A nine-month consultation exercise was launched in Hong Kong
yesterday to invite views on a proposal to introduce a goods and
services tax (GST) to broaden Hong Kong's tax base.
Speaking to the press on Tuesday morning, Hong Kong Financial
Secretary Henry Tang said that although the subject is
controversial, the Hong Kong Special Administrative Region (HKSAR)
government will not evade the issue because it has a great impact
on Hong Kong's future stability and prosperity.
Noting that Hong Kong's tax base is narrow, he said the
introduction of a low, single-rate GST is a viable option for Hong
Kong.
"This would secure the long-term sustainability of our revenue
base and our capacity to meet public expenditure needs," Tang
said.
Tang emphasized the HKSAR government has no intention of
altering Hong Kong's envied position as a low-tax environment.
"As our present economic circumstances and those in the
foreseeable future are positive, we have an opportunity through
this consultation process to think clearly about this important
issue," Tang said.
Assuming a 5-percent GST rate is levied, this would translate to
HK$30 billion (US$3.87 billion) in gross revenue.
The HKSAR government proposes that, for the first five years
after the GST's introduction, all revenue generated after deducting
administrative costs would be returned to the community in the form
of tax relief and other compensation measures.

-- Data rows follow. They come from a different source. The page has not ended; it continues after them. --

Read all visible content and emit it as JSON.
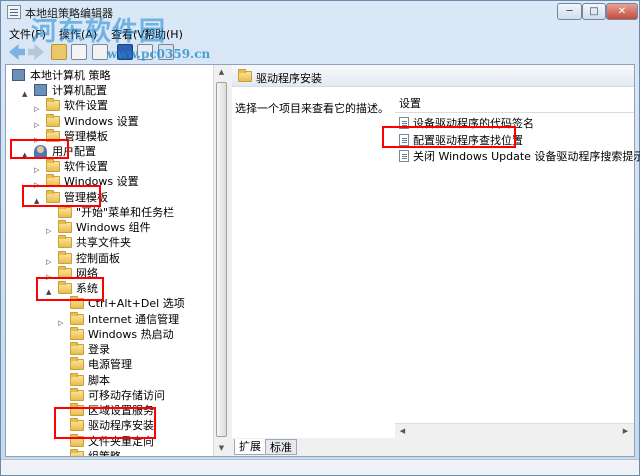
{
  "window": {
    "title": "本地组策略编辑器",
    "watermark": "河东软件园",
    "watermark_url": "www.pc0359.cn",
    "controls": {
      "minimize": "─",
      "maximize": "□",
      "close": "✕"
    }
  },
  "menubar": {
    "items": [
      {
        "label": "文件(F)"
      },
      {
        "label": "操作(A)"
      },
      {
        "label": "查看(V)"
      },
      {
        "label": "帮助(H)"
      }
    ]
  },
  "tree": {
    "items": [
      {
        "label": "本地计算机 策略",
        "twisty": "",
        "icon": "computer-icon"
      },
      {
        "label": "计算机配置",
        "twisty": "▲",
        "icon": "computer-icon"
      },
      {
        "label": "软件设置",
        "twisty": "▷",
        "icon": "folder-icon"
      },
      {
        "label": "Windows 设置",
        "twisty": "▷",
        "icon": "folder-icon"
      },
      {
        "label": "管理模板",
        "twisty": "▷",
        "icon": "folder-icon"
      },
      {
        "label": "用户配置",
        "twisty": "▲",
        "icon": "user-icon"
      },
      {
        "label": "软件设置",
        "twisty": "▷",
        "icon": "folder-icon"
      },
      {
        "label": "Windows 设置",
        "twisty": "▷",
        "icon": "folder-icon"
      },
      {
        "label": "管理模板",
        "twisty": "▲",
        "icon": "folder-icon"
      },
      {
        "label": "\"开始\"菜单和任务栏",
        "twisty": "",
        "icon": "folder-icon"
      },
      {
        "label": "Windows 组件",
        "twisty": "▷",
        "icon": "folder-icon"
      },
      {
        "label": "共享文件夹",
        "twisty": "",
        "icon": "folder-icon"
      },
      {
        "label": "控制面板",
        "twisty": "▷",
        "icon": "folder-icon"
      },
      {
        "label": "网络",
        "twisty": "▷",
        "icon": "folder-icon"
      },
      {
        "label": "系统",
        "twisty": "▲",
        "icon": "folder-icon"
      },
      {
        "label": "Ctrl+Alt+Del 选项",
        "twisty": "",
        "icon": "folder-icon"
      },
      {
        "label": "Internet 通信管理",
        "twisty": "▷",
        "icon": "folder-icon"
      },
      {
        "label": "Windows 热启动",
        "twisty": "",
        "icon": "folder-icon"
      },
      {
        "label": "登录",
        "twisty": "",
        "icon": "folder-icon"
      },
      {
        "label": "电源管理",
        "twisty": "",
        "icon": "folder-icon"
      },
      {
        "label": "脚本",
        "twisty": "",
        "icon": "folder-icon"
      },
      {
        "label": "可移动存储访问",
        "twisty": "",
        "icon": "folder-icon"
      },
      {
        "label": "区域设置服务",
        "twisty": "",
        "icon": "folder-icon"
      },
      {
        "label": "驱动程序安装",
        "twisty": "",
        "icon": "folder-icon"
      },
      {
        "label": "文件夹重定向",
        "twisty": "",
        "icon": "folder-icon"
      },
      {
        "label": "组策略",
        "twisty": "",
        "icon": "folder-icon"
      }
    ],
    "scroll_arrows": {
      "up": "▲",
      "down": "▼"
    }
  },
  "right_pane": {
    "header": "驱动程序安装",
    "description": "选择一个项目来查看它的描述。",
    "column_header": "设置",
    "policies": [
      {
        "label": "设备驱动程序的代码签名"
      },
      {
        "label": "配置驱动程序查找位置"
      },
      {
        "label": "关闭 Windows Update 设备驱动程序搜索提示"
      }
    ],
    "hscroll_arrows": {
      "left": "◀",
      "right": "▶"
    },
    "tabs": [
      {
        "label": "扩展"
      },
      {
        "label": "标准"
      }
    ]
  },
  "colors": {
    "highlight": "#ff0000",
    "window_frame": "#c6d9ee",
    "folder": "#e8bd4e"
  }
}
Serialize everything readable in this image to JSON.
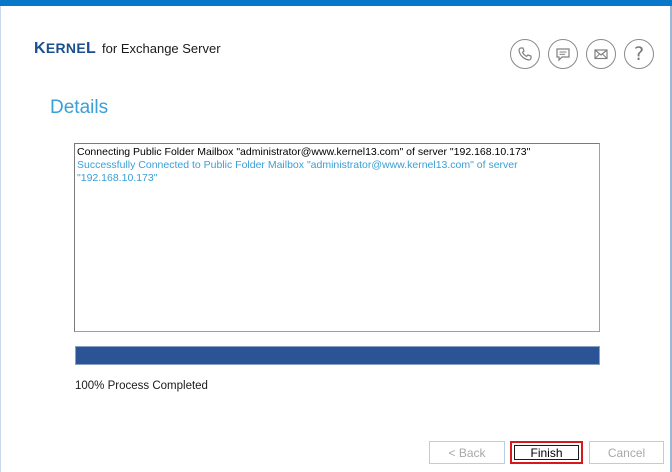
{
  "header": {
    "brand": "KERNEL",
    "product": "for Exchange Server"
  },
  "support_icons": [
    "phone-icon",
    "chat-icon",
    "mail-icon",
    "help-icon"
  ],
  "help_glyph": "?",
  "page": {
    "title": "Details"
  },
  "log": {
    "lines": [
      "Connecting Public Folder Mailbox \"administrator@www.kernel13.com\" of server \"192.168.10.173\"",
      "Successfully Connected to Public Folder Mailbox \"administrator@www.kernel13.com\" of server \"192.168.10.173\""
    ]
  },
  "progress": {
    "value_percent": 100,
    "status_text": "100% Process Completed"
  },
  "buttons": {
    "back_label": "< Back",
    "finish_label": "Finish",
    "cancel_label": "Cancel"
  },
  "colors": {
    "accent": "#0a78c8",
    "title": "#3a9fd6",
    "progress_fill": "#2a5496",
    "success_text": "#3a9fd6",
    "focus_border": "#d8191c"
  }
}
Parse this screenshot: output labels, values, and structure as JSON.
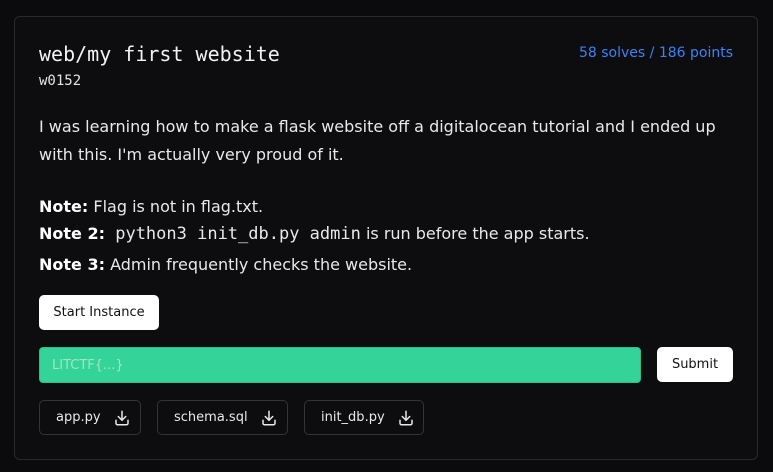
{
  "challenge": {
    "title": "web/my first website",
    "author": "w0152",
    "score": "58 solves / 186 points",
    "description": "I was learning how to make a flask website off a digitalocean tutorial and I ended up with this. I'm actually very proud of it.",
    "notes": [
      {
        "label": "Note:",
        "text": " Flag is not in flag.txt."
      },
      {
        "label": "Note 2:",
        "code": " python3 init_db.py admin",
        "text": " is run before the app starts."
      },
      {
        "label": "Note 3:",
        "text": " Admin frequently checks the website."
      }
    ]
  },
  "actions": {
    "start_instance_label": "Start Instance",
    "flag_placeholder": "LITCTF{...}",
    "submit_label": "Submit"
  },
  "files": [
    {
      "name": "app.py",
      "icon": "download-icon"
    },
    {
      "name": "schema.sql",
      "icon": "download-icon"
    },
    {
      "name": "init_db.py",
      "icon": "download-icon"
    }
  ],
  "colors": {
    "accent_blue": "#3b82f6",
    "flag_input_green": "#34d399",
    "background": "#0b0b0d"
  }
}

It also proposes that all key elements of the tax reform, once
finalized and introduced, would remain unchanged for the first five
years.
The proposed GST is expected to have a temporary and modest
impact on household living costs. For example, with a 5 percent
GST, the one-off, short-term price increase is estimated to be
approximately 3 percent.
To alleviate a GST's impact on households, a number of relief
measures are proposed alongside its introduction, such as reducing
tax rates for all existing taxpayers including tax rates for
salaries, personal assessment, property, and profits for
unincorporated businesses.
The proposed GST framework also includes business tax-relief
measures, such as a cut in profits-tax rates and abolishing the
capital fee requirement to encourage more businesses to incorporate
in Hong Kong.
It is estimated that there would be approximately HK$20 billion
(US$2.58 billion) remaining after meeting all administrative costs
and the costs of providing the proposed household, business and
charities compensation measures.
"We are aware that GST introduction would have widespread
implications for Hong Kong. Therefore, we will listen to public
views extensively before making a recommendation to the government
in the next term to consider whether and how Hong Kong should
pursue tax reform and introduce a GST," Tang said.